Loss and Gain
October 11, 2011
time has come and gone and in the passing of this much has transpired. We have succeeded in our claim against the workers comp system, due in no small part to Bianca and the Faeries that accompanied her, in this campaign against the balance of Corporate greed and injustice.
During the last two weeks of August I began to get the name “Edwin” in my mind when thinking thoughts of other humans or just in day dreaming. By the days end of the first day of September Edwin introduced himself to me as my guide and helper to be for the time to come. With this introduction my heart new that Bianca would soon join the missing in action list that grows far too large for my likes. I had surgery scheduled again for the 15th to repair the hernia I had acquired at work recently. By the 10th of the month Bianca had said her goodbye’s and once again heartbreak filled my life. This is the worst part of the association with the Faery World accompanied by the most exciting aspect of meeting and really getting to know other Faeries on a very personal level. Edwin is an Elf designated to help me through the time of healing and to be my advisor for the football season. Edwin you see is a huge Texan’s fan. Not that he has ever visited Houston you understand but the fact that he foresees this a big growth year for his chosen team. Now the fact that I am a Raider follower plays no part in our friendship, except for any given Sunday and since the two teams will meet in week 5 at Houston certainly makes this an interesting rivalry. When week five arrived I could tell the advise Edwin had for me was awfully painful. He came to me with head bowed as he offered this tidbit for the coming Sunday. “Ron, bet the Raiders by 3 this week.” Now knowing that Edwin’s heart bled red, white and blue this season made this a certainty. Sure enough by Sunday’s setting sun the Texans had fallen by 5 to the lucky Raiders who picked a pass in the end zone on the last play of the contest. Although wounded, Edwin and I laughed about his knowledge of the game as our conversation turned towards the week to come in pro football.

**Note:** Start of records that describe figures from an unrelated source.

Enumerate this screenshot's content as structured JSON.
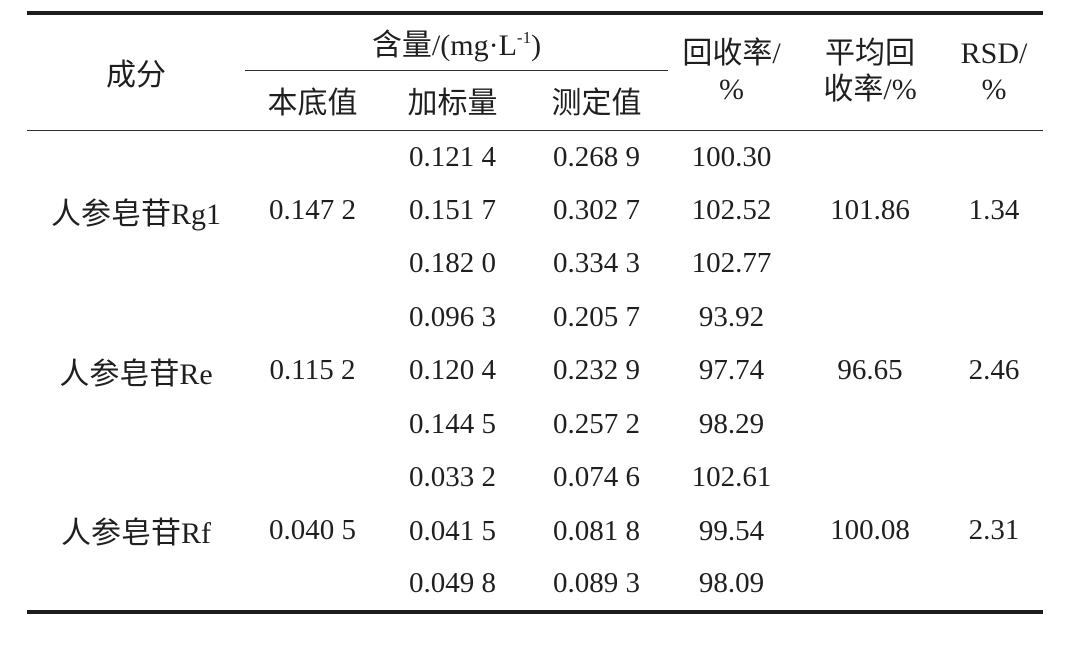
{
  "table": {
    "headers": {
      "component": "成分",
      "content_unit": {
        "prefix": "含量/(mg·L",
        "superscript": "-1",
        "suffix": ")"
      },
      "sub_columns": [
        "本底值",
        "加标量",
        "测定值"
      ],
      "recovery": [
        "回收率/",
        "%"
      ],
      "avg_recovery": [
        "平均回",
        "收率/%"
      ],
      "rsd": [
        "RSD/",
        "%"
      ]
    },
    "groups": [
      {
        "component": "人参皂苷Rg1",
        "background": "0.147 2",
        "rows": [
          {
            "spiked": "0.121 4",
            "measured": "0.268 9",
            "recovery": "100.30"
          },
          {
            "spiked": "0.151 7",
            "measured": "0.302 7",
            "recovery": "102.52"
          },
          {
            "spiked": "0.182 0",
            "measured": "0.334 3",
            "recovery": "102.77"
          }
        ],
        "avg_recovery": "101.86",
        "rsd": "1.34"
      },
      {
        "component": "人参皂苷Re",
        "background": "0.115 2",
        "rows": [
          {
            "spiked": "0.096 3",
            "measured": "0.205 7",
            "recovery": "93.92"
          },
          {
            "spiked": "0.120 4",
            "measured": "0.232 9",
            "recovery": "97.74"
          },
          {
            "spiked": "0.144 5",
            "measured": "0.257 2",
            "recovery": "98.29"
          }
        ],
        "avg_recovery": "96.65",
        "rsd": "2.46"
      },
      {
        "component": "人参皂苷Rf",
        "background": "0.040 5",
        "rows": [
          {
            "spiked": "0.033 2",
            "measured": "0.074 6",
            "recovery": "102.61"
          },
          {
            "spiked": "0.041 5",
            "measured": "0.081 8",
            "recovery": "99.54"
          },
          {
            "spiked": "0.049 8",
            "measured": "0.089 3",
            "recovery": "98.09"
          }
        ],
        "avg_recovery": "100.08",
        "rsd": "2.31"
      }
    ],
    "colors": {
      "rule": "#1d1d1d",
      "text": "#1f1f1f",
      "background": "#ffffff"
    }
  }
}
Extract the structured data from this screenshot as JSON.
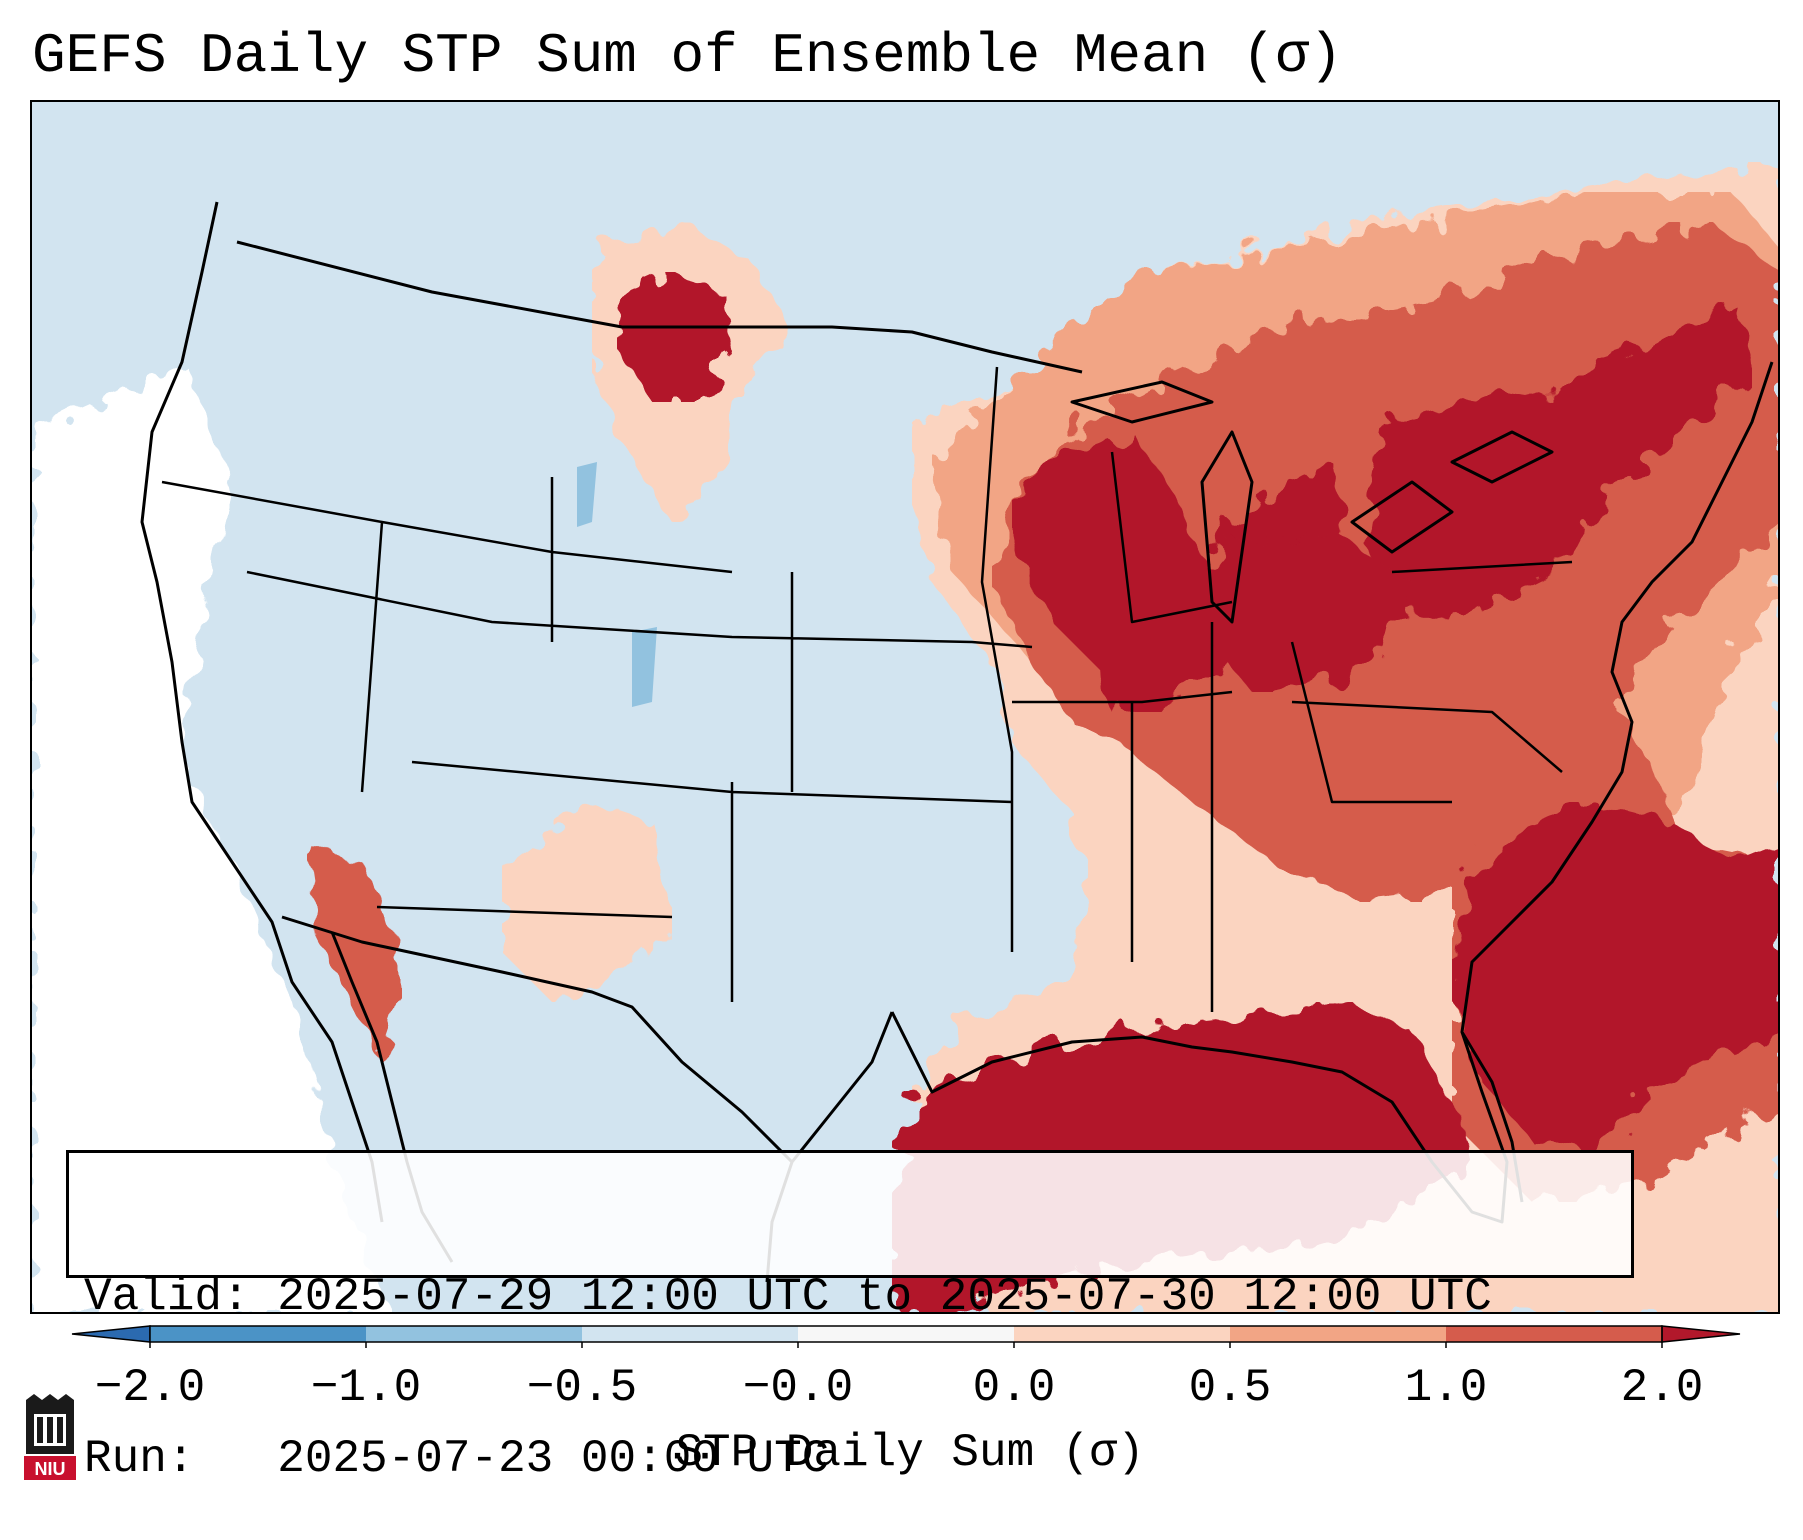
{
  "title": "GEFS Daily STP Sum of Ensemble Mean (σ)",
  "info": {
    "valid_line": "Valid: 2025-07-29 12:00 UTC to 2025-07-30 12:00 UTC",
    "run_line": "Run:   2025-07-23 00:00 UTC"
  },
  "colorbar": {
    "label": "STP Daily Sum (σ)",
    "ticks": [
      "−2.0",
      "−1.0",
      "−0.5",
      "−0.0",
      "0.0",
      "0.5",
      "1.0",
      "2.0"
    ],
    "bins": [
      {
        "range": "< -2.0",
        "color": "#2b6ab0"
      },
      {
        "range": "-2.0 to -1.0",
        "color": "#4b93c6"
      },
      {
        "range": "-1.0 to -0.5",
        "color": "#92c2df"
      },
      {
        "range": "-0.5 to -0.0",
        "color": "#d2e4f0"
      },
      {
        "range": "-0.0 to 0.0",
        "color": "#f7f7f7"
      },
      {
        "range": "0.0 to 0.5",
        "color": "#fbd4c0"
      },
      {
        "range": "0.5 to 1.0",
        "color": "#f2a585"
      },
      {
        "range": "1.0 to 2.0",
        "color": "#d55c4c"
      },
      {
        "range": "> 2.0",
        "color": "#b2182b"
      }
    ]
  },
  "map": {
    "background_color": "#d2e4f0",
    "ocean_neutral_color": "#ffffff",
    "regions": [
      {
        "name": "gulf-of-mexico",
        "level": "> 2.0"
      },
      {
        "name": "southeast-atlantic-coast",
        "level": "> 2.0"
      },
      {
        "name": "western-atlantic",
        "level": "> 2.0"
      },
      {
        "name": "upper-midwest-great-lakes",
        "level": "> 2.0"
      },
      {
        "name": "ohio-valley",
        "level": "> 2.0"
      },
      {
        "name": "pennsylvania-new-york",
        "level": "> 2.0"
      },
      {
        "name": "montana",
        "level": "> 2.0"
      },
      {
        "name": "northeast-new-england",
        "level": "1.0 to 2.0"
      },
      {
        "name": "southern-quebec-ontario",
        "level": "0.5 to 1.0"
      },
      {
        "name": "baja-california",
        "level": "1.0 to 2.0"
      },
      {
        "name": "mid-atlantic-offshore",
        "level": "1.0 to 2.0"
      },
      {
        "name": "mississippi-valley",
        "level": "0.0 to 0.5"
      },
      {
        "name": "pacific-ocean-neutral",
        "level": "-0.0 to 0.0"
      },
      {
        "name": "colorado-rockies",
        "level": "-1.0 to -0.5"
      }
    ]
  },
  "logo": {
    "text": "NIU"
  }
}
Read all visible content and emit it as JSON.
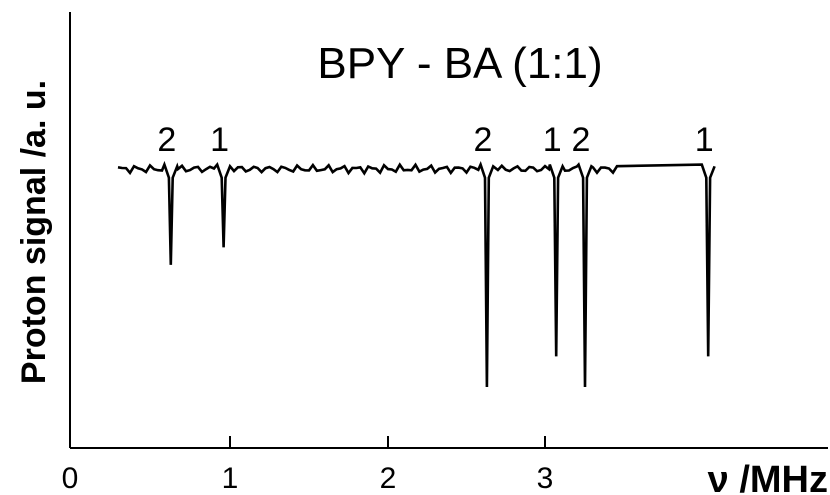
{
  "chart_data": {
    "type": "line",
    "title": "BPY - BA (1:1)",
    "xlabel": "ν /MHz",
    "ylabel": "Proton signal /a. u.",
    "xlim": [
      0,
      3.3
    ],
    "ylim": [
      0,
      1
    ],
    "xticks": [
      0,
      1,
      2,
      3
    ],
    "yticks": [],
    "grid": false,
    "legend": "none",
    "baseline": 0.64,
    "noise_amplitude": 0.01,
    "x_start": 0.3,
    "x_end": 3.45,
    "peaks": [
      {
        "label": "2",
        "x": 0.63,
        "depth": 0.22
      },
      {
        "label": "1",
        "x": 0.96,
        "depth": 0.18
      },
      {
        "label": "2",
        "x": 2.63,
        "depth": 0.5
      },
      {
        "label": "1",
        "x": 3.07,
        "depth": 0.43
      },
      {
        "label": "2",
        "x": 3.25,
        "depth": 0.5
      },
      {
        "label": "1",
        "x": 4.02,
        "depth": 0.43
      }
    ]
  }
}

Mid September has fallen and my hernia operation was a success as declared by my surgeon and Edwin. The path to healing has been rapid with soreness but very little pain. This I owe to Edwin and his wisdom of medicine and of the NFL. He has been a good friend and companion and it is easy to share my body and thoughts with such a enriched soul. It is with great sadness that the end of the Summer is near as is my close friendship with Edwin. Once again he has come to me with sadness in his heart as he tells me that I have exceeded all expectations of a quick recovery and soon it will time for him to go. Beginning the week of October second, Edwin began to move away from me on the weekends and each Sunday brought an emptiness that could not be shared with Edwin as his absence on the couch for the big game was the cause of my melancholy. It was difficult to cheer for anything other than Edwin as I tried to feel nothing but the gift of gratitude in the place his absence. I awoke early morning the following Friday to a barrage of Faeries swirling beneath my feet as I made my way to the bathroom. Appearing above the commode was a lengthy note embedded in the shows of night. I tried in desperation to read it but without glasses I was dead in the waters. I did note a large sun flower at the end of the message not even without sight I was able to see. The sun brought mornings’ light and with this an emptiness that has become far too familiar for my soul. Edwin had said his goodbyes in the night with the reading I was unable to see. My heart fell to the floor with the weight of all the Faeries that have come before, Cassandra, Christina, Samson, Seth, Willa, Bella, Bianca and now my dear friend Edwin.
It is a heartfelt painful process to recount the losses of each little soul. Again I am able to gain solace in The Faeries that I awaken to on this morning are also filled with the melancholy darkness of loss. They have not introduced themselves yet but I know that this too is a process that we had encountered with the passing of each friendship. I have felt nothing of this sort of sadness in this way towards any human I have ever encountered. The lack of knowledge for this emotion makes it difficult to put to words the feeling that accompany my soul at this time.
October 19, 2011
A new day glistens on the sun drenched horizon and I have many winged ones in my life this day. Elaina has introduced herself as my new guide and she will be the spark plug for the machine that drives my life in the coming days. There are others with her and they come to see that all remains well during the first few days of our exchange of souls. Each Faery wants to see what this human experience is all about. They hear stories about Karen and I but some seem so far fetched due to the kindness and reception of each Faery as an individual. Karen and except each little soul with open mind and heart as they enter our world with permission of the Counsel of twelve and the Queen herself. It is a family that we construct and each is an element of the final product. This is the fun part that fills the holes of emptiness that remain from the departure of the others. Today is a new day filled with mystery and the excitement of new and lasting friendships if nowhere else but in my heart that has been enlarged by their undying love.